Firewall Recommendations?

anomalous cohort asks: "The company that I work for is looking at upgrading to a proper firewall (sadly, we use only the MS-ISA server now). Our I.T. guy is ready to recommend Fortigate [45]00a. Ours is a small company with about a dozen employees and about 400 customers. Does anybody have any experiences, good or bad, with these two products or with the Fortinet company? Are there any recommended firewalls (outside of Cisco's) that we should seriously look at?"

Old computer+Linux

[Shawn+is+an+Asshole]

Then run Debian, Firehol, and Squid (transparent).

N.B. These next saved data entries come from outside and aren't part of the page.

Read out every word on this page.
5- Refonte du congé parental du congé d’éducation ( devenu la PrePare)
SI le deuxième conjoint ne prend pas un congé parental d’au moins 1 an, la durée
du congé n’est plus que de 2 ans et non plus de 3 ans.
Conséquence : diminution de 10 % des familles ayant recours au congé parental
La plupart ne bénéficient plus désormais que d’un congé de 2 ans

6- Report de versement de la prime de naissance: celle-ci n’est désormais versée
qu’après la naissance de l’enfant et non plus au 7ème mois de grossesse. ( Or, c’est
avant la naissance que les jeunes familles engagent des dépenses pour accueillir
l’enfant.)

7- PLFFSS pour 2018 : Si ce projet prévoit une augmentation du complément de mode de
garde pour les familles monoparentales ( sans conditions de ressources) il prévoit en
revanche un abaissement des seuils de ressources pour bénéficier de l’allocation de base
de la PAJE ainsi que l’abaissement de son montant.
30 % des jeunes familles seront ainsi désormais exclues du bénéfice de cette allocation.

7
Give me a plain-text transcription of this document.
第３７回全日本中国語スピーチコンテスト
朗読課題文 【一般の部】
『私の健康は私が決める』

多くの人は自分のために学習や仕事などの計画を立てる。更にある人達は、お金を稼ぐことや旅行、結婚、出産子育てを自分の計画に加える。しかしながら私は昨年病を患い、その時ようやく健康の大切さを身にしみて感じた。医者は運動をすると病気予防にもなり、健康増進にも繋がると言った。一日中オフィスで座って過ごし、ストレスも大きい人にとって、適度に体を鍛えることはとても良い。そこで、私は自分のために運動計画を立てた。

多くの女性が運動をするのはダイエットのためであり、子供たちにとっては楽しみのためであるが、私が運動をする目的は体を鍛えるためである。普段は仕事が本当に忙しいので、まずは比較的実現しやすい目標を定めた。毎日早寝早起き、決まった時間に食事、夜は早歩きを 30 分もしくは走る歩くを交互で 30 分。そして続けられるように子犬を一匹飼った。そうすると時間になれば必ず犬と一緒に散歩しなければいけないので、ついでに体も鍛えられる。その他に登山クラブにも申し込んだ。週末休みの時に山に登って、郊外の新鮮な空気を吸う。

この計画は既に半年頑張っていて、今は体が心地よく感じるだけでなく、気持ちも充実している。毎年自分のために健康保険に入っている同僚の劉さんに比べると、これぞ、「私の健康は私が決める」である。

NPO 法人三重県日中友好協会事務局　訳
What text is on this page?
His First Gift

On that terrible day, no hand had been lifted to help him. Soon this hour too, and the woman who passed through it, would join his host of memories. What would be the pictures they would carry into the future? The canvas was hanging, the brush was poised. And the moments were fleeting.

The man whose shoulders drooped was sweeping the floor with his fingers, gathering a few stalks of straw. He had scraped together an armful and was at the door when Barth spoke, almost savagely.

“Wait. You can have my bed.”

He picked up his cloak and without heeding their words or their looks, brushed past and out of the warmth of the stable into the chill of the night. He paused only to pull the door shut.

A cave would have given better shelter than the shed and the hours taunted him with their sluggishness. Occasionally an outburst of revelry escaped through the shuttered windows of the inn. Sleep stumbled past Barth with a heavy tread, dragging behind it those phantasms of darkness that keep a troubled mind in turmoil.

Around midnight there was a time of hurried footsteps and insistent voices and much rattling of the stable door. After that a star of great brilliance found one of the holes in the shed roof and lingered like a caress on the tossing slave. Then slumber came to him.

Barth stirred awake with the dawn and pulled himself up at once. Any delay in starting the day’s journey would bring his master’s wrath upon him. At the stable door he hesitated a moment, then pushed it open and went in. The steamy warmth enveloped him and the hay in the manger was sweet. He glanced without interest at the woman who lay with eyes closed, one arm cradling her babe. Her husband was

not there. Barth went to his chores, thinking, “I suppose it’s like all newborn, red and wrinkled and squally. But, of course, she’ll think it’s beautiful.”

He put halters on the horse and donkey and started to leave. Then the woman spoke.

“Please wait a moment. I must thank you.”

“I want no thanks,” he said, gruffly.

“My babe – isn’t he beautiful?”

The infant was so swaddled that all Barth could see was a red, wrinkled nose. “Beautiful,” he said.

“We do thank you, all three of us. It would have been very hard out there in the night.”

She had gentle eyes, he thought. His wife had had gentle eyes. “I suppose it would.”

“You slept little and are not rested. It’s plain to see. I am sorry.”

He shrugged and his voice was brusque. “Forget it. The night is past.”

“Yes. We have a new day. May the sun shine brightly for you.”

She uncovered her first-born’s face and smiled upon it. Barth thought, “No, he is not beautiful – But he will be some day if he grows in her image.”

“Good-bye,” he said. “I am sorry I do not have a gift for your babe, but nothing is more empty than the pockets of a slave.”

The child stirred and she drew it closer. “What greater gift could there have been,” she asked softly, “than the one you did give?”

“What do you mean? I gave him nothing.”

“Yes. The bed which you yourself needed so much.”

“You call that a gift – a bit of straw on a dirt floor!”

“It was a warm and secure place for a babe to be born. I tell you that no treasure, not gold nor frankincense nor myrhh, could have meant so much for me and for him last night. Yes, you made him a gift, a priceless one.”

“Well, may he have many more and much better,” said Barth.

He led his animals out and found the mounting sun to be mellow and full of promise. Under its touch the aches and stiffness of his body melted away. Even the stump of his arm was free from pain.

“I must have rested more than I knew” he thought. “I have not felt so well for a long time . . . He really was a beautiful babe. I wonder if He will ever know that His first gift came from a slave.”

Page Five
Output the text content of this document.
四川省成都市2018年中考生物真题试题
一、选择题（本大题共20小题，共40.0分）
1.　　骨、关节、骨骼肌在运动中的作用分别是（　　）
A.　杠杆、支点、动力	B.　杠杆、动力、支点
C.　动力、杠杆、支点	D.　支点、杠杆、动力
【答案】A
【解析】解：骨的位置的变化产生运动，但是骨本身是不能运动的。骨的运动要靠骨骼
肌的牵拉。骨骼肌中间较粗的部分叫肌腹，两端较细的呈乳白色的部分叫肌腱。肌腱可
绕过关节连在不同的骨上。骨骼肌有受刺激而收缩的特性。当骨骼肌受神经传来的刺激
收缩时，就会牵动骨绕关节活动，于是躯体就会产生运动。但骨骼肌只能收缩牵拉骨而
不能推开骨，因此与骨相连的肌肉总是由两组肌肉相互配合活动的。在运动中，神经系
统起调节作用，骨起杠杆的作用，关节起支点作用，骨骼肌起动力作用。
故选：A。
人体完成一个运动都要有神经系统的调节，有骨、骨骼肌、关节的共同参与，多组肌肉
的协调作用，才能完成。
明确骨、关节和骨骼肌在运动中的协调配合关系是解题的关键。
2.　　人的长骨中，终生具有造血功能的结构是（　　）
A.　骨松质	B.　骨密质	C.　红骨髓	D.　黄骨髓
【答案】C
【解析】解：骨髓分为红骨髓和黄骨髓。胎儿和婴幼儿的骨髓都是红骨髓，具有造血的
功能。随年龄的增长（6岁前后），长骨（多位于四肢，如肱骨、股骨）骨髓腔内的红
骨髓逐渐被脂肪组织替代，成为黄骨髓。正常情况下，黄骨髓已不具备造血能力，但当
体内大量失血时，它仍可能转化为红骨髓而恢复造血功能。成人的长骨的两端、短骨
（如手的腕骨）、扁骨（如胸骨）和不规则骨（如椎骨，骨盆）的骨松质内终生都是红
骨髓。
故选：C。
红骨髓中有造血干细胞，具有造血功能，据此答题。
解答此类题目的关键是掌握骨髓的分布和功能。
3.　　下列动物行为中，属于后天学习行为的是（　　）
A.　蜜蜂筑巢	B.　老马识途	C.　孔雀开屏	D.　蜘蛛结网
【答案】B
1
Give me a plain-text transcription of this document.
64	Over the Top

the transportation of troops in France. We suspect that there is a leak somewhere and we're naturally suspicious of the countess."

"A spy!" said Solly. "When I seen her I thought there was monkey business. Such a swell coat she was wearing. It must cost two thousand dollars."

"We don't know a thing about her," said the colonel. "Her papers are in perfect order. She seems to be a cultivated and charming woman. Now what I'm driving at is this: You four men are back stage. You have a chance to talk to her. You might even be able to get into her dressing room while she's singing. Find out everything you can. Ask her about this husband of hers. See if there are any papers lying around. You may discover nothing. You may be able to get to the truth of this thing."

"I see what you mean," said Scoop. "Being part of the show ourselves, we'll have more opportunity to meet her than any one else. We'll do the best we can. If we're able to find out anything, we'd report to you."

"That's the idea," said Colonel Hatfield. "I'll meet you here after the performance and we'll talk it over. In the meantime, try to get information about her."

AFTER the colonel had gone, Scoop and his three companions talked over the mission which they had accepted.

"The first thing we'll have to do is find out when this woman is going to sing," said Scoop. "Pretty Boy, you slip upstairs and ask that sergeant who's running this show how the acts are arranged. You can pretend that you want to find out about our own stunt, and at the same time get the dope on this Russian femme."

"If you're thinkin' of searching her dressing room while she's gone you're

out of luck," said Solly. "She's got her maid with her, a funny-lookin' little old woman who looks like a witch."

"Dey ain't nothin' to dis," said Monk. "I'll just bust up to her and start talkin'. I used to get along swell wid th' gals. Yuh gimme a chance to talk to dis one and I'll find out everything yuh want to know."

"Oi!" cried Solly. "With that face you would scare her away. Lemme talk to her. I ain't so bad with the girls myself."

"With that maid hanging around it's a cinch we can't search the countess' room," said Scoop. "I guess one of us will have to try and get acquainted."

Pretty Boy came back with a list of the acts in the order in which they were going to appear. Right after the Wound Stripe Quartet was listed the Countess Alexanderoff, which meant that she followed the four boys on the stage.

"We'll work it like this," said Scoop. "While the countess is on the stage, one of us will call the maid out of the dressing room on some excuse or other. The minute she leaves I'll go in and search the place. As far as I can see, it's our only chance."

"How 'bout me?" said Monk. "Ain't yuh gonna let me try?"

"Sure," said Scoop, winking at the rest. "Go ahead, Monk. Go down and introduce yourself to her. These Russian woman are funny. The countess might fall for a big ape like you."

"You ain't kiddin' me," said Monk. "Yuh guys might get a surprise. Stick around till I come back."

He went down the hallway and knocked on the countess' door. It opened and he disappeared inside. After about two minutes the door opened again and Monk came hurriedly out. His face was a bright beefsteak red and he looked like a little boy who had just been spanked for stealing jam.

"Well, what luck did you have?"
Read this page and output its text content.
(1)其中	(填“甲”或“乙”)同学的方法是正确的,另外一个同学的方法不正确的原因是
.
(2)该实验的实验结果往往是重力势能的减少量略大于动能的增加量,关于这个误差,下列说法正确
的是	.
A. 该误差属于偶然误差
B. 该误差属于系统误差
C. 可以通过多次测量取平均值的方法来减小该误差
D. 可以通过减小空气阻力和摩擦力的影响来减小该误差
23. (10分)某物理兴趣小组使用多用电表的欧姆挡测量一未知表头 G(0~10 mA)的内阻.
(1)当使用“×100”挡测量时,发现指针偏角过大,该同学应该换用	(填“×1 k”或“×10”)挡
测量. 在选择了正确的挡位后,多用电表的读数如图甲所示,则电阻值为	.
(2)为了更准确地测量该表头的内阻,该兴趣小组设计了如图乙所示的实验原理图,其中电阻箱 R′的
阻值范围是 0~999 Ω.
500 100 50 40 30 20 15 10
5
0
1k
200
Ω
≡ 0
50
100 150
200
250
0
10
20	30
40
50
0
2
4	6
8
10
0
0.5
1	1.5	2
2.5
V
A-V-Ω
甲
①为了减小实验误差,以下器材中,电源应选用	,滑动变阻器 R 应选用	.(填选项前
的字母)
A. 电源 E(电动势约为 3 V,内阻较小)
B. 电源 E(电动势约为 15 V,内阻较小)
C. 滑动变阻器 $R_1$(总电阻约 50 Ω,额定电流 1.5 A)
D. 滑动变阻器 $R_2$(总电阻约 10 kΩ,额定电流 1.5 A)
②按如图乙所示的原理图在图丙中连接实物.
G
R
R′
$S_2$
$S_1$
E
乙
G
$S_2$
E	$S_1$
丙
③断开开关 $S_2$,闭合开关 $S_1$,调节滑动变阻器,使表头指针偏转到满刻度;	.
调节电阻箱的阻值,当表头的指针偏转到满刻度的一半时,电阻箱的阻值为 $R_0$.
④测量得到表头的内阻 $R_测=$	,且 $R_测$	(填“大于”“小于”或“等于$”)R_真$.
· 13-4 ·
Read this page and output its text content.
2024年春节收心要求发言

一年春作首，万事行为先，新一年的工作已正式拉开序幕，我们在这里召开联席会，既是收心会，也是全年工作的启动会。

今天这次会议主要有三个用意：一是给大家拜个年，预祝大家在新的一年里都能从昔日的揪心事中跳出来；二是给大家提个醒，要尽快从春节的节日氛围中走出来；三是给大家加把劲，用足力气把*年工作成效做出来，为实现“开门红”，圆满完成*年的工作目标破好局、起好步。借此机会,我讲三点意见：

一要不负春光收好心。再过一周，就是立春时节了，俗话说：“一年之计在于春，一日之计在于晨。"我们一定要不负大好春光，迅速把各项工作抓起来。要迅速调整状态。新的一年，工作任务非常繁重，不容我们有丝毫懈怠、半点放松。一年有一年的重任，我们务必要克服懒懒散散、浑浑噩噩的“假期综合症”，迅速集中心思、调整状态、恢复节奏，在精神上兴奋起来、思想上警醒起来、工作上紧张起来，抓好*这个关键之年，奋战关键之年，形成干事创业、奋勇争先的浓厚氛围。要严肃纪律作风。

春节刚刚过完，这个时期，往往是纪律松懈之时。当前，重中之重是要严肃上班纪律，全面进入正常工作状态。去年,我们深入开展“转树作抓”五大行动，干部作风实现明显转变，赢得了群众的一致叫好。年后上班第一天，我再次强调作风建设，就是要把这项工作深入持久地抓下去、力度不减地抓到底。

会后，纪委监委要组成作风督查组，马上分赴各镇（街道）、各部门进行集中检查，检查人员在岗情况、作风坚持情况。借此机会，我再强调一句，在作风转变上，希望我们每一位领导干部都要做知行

Some people can screw up anything

[mungtor]

It's your IT department.

Checkpoint is stable, secure and has an excellent track record. If you actually have to administer the firewall, the Checkpoint GUI is second to none. Simple, intuitive, everything you could want. SecuRemote isn't any more annoying than most other VPN clients. Of course, none of that comes cheap. Checkpoint (especially on Nokia hardware) is the most expensive choice by far.

Juniper seems to make a pretty good device. I've been running a Netscreen 208 and a Netscreen 50 for a while now and they haven't given me any grief. It was like going back in time to get used to the GUI, but Checkpoint pretty much spoils you for anything else. Logging is pretty good on the Netscreen, and permanent VPN tunnels (IPsec) seemed to be a little easier to build than with the Checkpoint FW.

Fortinet works well too, but it a pain in the ass to set up. When my last company migrated from Checkpoint to a Fortinet (as an asinine budget driven decision) it took 4 seperate "policies" to accomplish what could be done in one rule in Checkpoint.

If you have the budget, go with Checkpoint. Otherwise, Juniper is a solid choice.